The following reagents were used: 0.9% NaCl (0.15 mol/L; Chempur, Poland); 0.1 mol/L phosphate buffer pH = 7.0 and pH = 8.0 (disodium phosphate, monosodium phosphate [Baker, Poland]); a stock solution of 5,5′-dithiobisnitrobenzoic acid (DTNB; 0.01 mol/L [Sigma Aldrich, St. Louis, MO, USA]) prepared in phosphate buffer at pH = 7.0; a stock aqueous solution of acetyltiocholine iodide (ATC; 21.67 mg/mL; Sigma Aldrich); a stock aqueous solution of butyryltiocholine iodide (BTC; 20.50 mg/mL; Sigma Aldrich). The stock solutions of DTNB, ATC, and BTC were stored in low-volume aliquots at a temperature of −30 °C. Before each experiment the solutions were restored at 37 °C for 15 min. For the establishment of kinetic parameters and type of inhibition, decreasing concentrations of both substrates (ATC and BTC) were used (1:2 to 1:20).

Biological material

The studies using biological material were approved by the Bioethics Committee of the Medical University of Lodz (RNN/109/16/KE – for compounds CPL500036-01 and CPL500036-02 analysis and RNN/278/19/KE – for quetiapine). Blood samples were obtained from healthy donors of Blood Donation Centre in Lodz and The Voievodal Specialised Hospital in Lodz. The preparation of erythrocytes for AChE activity measurements and plasma for the assessment of BuChE activity has been described previouslyCitation22.

Inhibition of ChE

The effects of quetiapine, CPL500036-01 and CPL500036-02 on the activity of both ChEs were determined according to Ellman with modificationsCitation22,Citation23. Briefly, the experiments were conducted on a CE 2021 spectrophotometer (CECIL Cambridge, UK) with circulating thermostated water (37 °C) and a Model 300 Electronic Stirrer (Rank Brothers Ltd, England). The biological sample, consisting of a 400-fold diluted solution of haemolysed erythrocytes or 200-fold diluted plasma was incubated for 15 min (37 °C) with DTNB; the tested compound was then added in a volume of 10 µL. The enzymatic reaction was initiated by addition of a reaction substrate (ATC or BTC). The absorbance was continuously recorded at λ = 436 nm for three minutes, and the maximal velocity of the reaction was counted on the basis of changes in absorbance over time.

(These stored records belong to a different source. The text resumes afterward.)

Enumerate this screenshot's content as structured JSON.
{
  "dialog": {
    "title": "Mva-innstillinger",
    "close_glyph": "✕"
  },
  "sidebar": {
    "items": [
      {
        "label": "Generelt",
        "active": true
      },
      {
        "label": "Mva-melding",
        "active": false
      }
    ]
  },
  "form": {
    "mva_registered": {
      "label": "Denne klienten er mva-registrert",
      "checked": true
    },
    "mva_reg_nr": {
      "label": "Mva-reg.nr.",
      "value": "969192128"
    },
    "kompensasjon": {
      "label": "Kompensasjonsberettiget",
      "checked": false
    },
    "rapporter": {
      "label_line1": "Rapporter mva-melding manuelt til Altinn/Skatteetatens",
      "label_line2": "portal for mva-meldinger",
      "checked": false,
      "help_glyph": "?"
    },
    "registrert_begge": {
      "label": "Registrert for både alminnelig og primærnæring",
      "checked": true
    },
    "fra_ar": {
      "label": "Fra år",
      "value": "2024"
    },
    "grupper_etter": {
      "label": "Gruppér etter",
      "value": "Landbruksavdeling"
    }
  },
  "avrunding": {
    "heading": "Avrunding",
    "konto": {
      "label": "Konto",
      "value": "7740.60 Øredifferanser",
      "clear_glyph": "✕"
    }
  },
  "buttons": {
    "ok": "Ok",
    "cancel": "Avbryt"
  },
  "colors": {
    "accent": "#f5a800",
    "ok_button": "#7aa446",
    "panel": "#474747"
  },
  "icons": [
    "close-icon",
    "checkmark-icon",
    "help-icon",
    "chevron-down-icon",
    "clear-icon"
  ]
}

The method was validated, eight control tests were conducted both for AChE and BuChE. The coefficients of variability were counted (CVAChE = 7.6%, CVBuChE = 8.9%).

Kinetic parameters of enzymatic reactions

To determine the type of BuChE inhibition by quetiapine, the experiments using decreasing concentrations (2-, 3-, 5-, 10-, 20-fold) of substrate (BTC) were conducted. The inhibitor was used at the IC50 value (6 µmol/L). A three-minute absorbance recording was carried out at λ = 436 nm using a CECIL 2021 spectrophotometer (CECIL Cambridge, UK) with a thermostatic water flow (temperature 37 °C).

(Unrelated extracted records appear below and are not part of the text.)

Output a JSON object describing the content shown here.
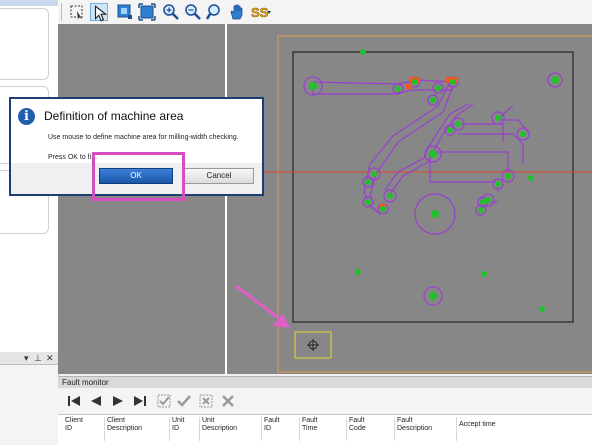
{
  "dialog": {
    "title": "Definition of machine area",
    "message": "Use mouse to define machine area for milling-width checking.",
    "message2": "Press OK to fi...",
    "ok_label": "OK",
    "cancel_label": "Cancel"
  },
  "fault_monitor": {
    "title": "Fault monitor",
    "columns": [
      "Client\nID",
      "Client\nDescription",
      "Unit\nID",
      "Unit\nDescription",
      "Fault\nID",
      "Fault\nTime",
      "Fault\nCode",
      "Fault\nDescription",
      "Accept time"
    ]
  },
  "toolbar": {
    "icons": [
      "select-rectangle-icon",
      "pointer-icon",
      "zoom-window-icon",
      "zoom-extents-icon",
      "zoom-in-icon",
      "zoom-out-icon",
      "pan-hand-icon",
      "special-tool-icon"
    ]
  },
  "colors": {
    "canvas_bg": "#878787",
    "dialog_border": "#1c3f73",
    "highlight": "#d44ec0",
    "track": "#9a3fcf",
    "pad": "#22c02a",
    "crosshair": "#e0452a",
    "board_outline": "#e39a4b"
  }
}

Due to the high level of variation in the individual concentration and activity of BuChE in human plasma, 32 biological samples were studied. The following kinetic parameters were calculated for BuChE (mean ± SD; n = 32): Km = 69.57 ± 21.34 µmol/L, Vmax = 0.235 ± 0.027 A/min.

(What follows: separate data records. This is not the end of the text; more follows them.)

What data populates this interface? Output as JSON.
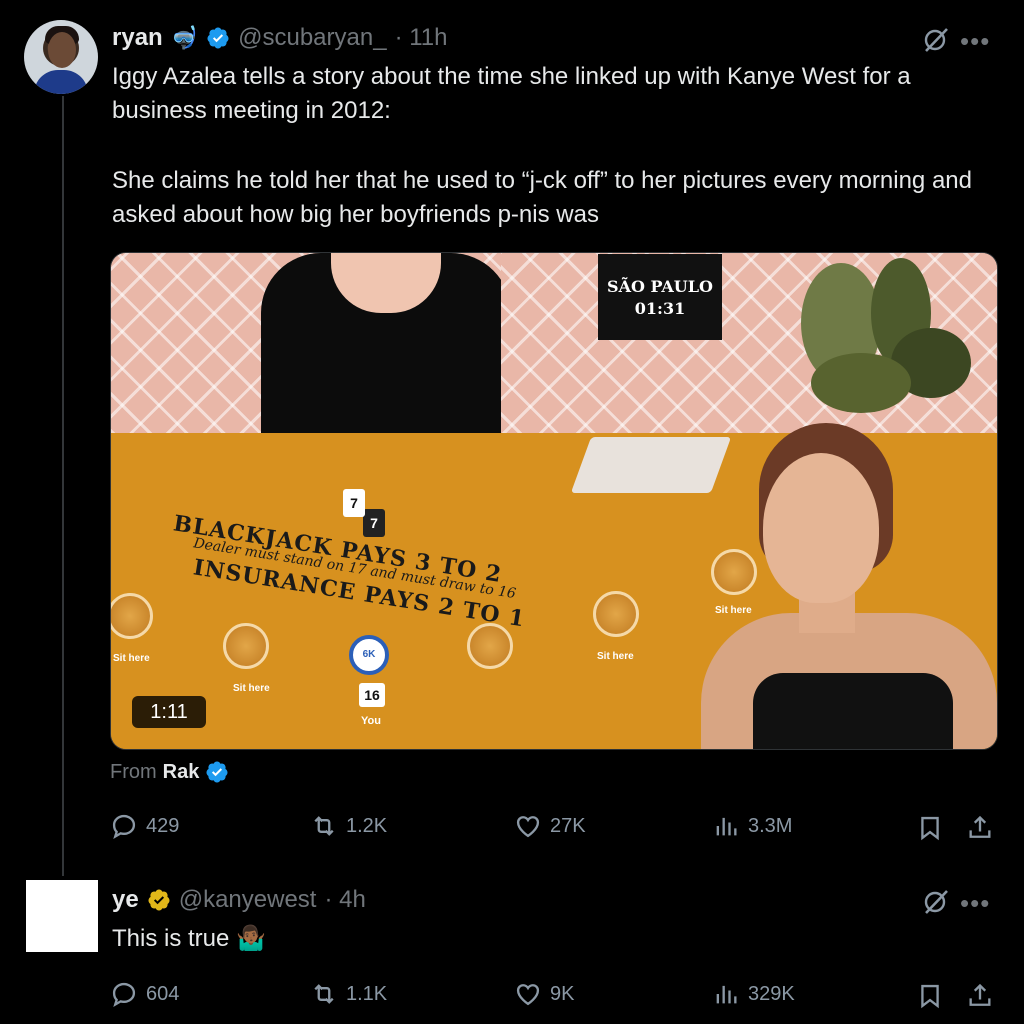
{
  "tweet1": {
    "name": "ryan",
    "name_emoji": "🤿",
    "handle": "@scubaryan_",
    "time": "· 11h",
    "text_p1": "Iggy Azalea tells a story about the time she linked up with Kanye West for a business meeting in 2012:",
    "text_p2": "She claims he told her that he used to “j-ck off” to her pictures every morning and asked about how big her boyfriends p-nis was",
    "video": {
      "duration": "1:11",
      "location": "SÃO PAULO",
      "location_time": "01:31",
      "table_text_main": "BLACKJACK PAYS 3 TO 2",
      "table_text_rule": "Dealer must stand on 17 and must draw to 16",
      "table_text_insurance": "INSURANCE PAYS 2 TO 1",
      "seat_label": "Sit here",
      "card_value": "7",
      "chip_label": "6K",
      "hand_total": "16",
      "you_label": "You"
    },
    "from_prefix": "From",
    "from_source": "Rak",
    "stats": {
      "replies": "429",
      "reposts": "1.2K",
      "likes": "27K",
      "views": "3.3M"
    }
  },
  "tweet2": {
    "name": "ye",
    "handle": "@kanyewest",
    "time": "· 4h",
    "text": "This is true 🤷🏾‍♂️",
    "stats": {
      "replies": "604",
      "reposts": "1.1K",
      "likes": "9K",
      "views": "329K"
    }
  },
  "colors": {
    "background": "#000000",
    "primary_text": "#e7e9ea",
    "secondary_text": "#71767b",
    "verified_blue": "#1d9bf0",
    "verified_gold": "#e2b719"
  },
  "icons": [
    "verified-badge-icon",
    "gold-verified-badge-icon",
    "grok-icon",
    "more-icon",
    "reply-icon",
    "repost-icon",
    "like-icon",
    "views-icon",
    "bookmark-icon",
    "share-icon"
  ]
}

ChE inhibition by binary mixtures of donepezil and tested compounds

The potential synergism between donepezil and quetiapine, CPL500036-01 or CPL500036-02 was estimated according to Ellman, with modificationsCitation22. Briefly, adequately diluted haemolysed erythrocytes or plasma (470 µL) were preincubated with donepezil (10 µL) and quetiapine or tested compounds (10 µL) for 15 min, before substrate addition (ATC or BTC at a final concentration of 0.75 µmol/mL). Donepezil was used at a concentration between 0.01 and 100 nmol/L for AChE inhibition, and 0.2 to 100 µmol/L for BuChE activity assessment. Quetiapine was administered at 200 ng/mL (400 nmol/L) while CPL500036-01 and CPL500036-02 were used at 25 µmol/L. The concentration of quetiapine was chosen on the basis of the mean concentration in plasma previously detected using HPLCCitation24.

Data analysis

All the experiments conducted within this article were carried out in duplicate or triplicate using at least three different biological samples. The values presented in tables and figures are expressed as mean ± standard deviation (SD).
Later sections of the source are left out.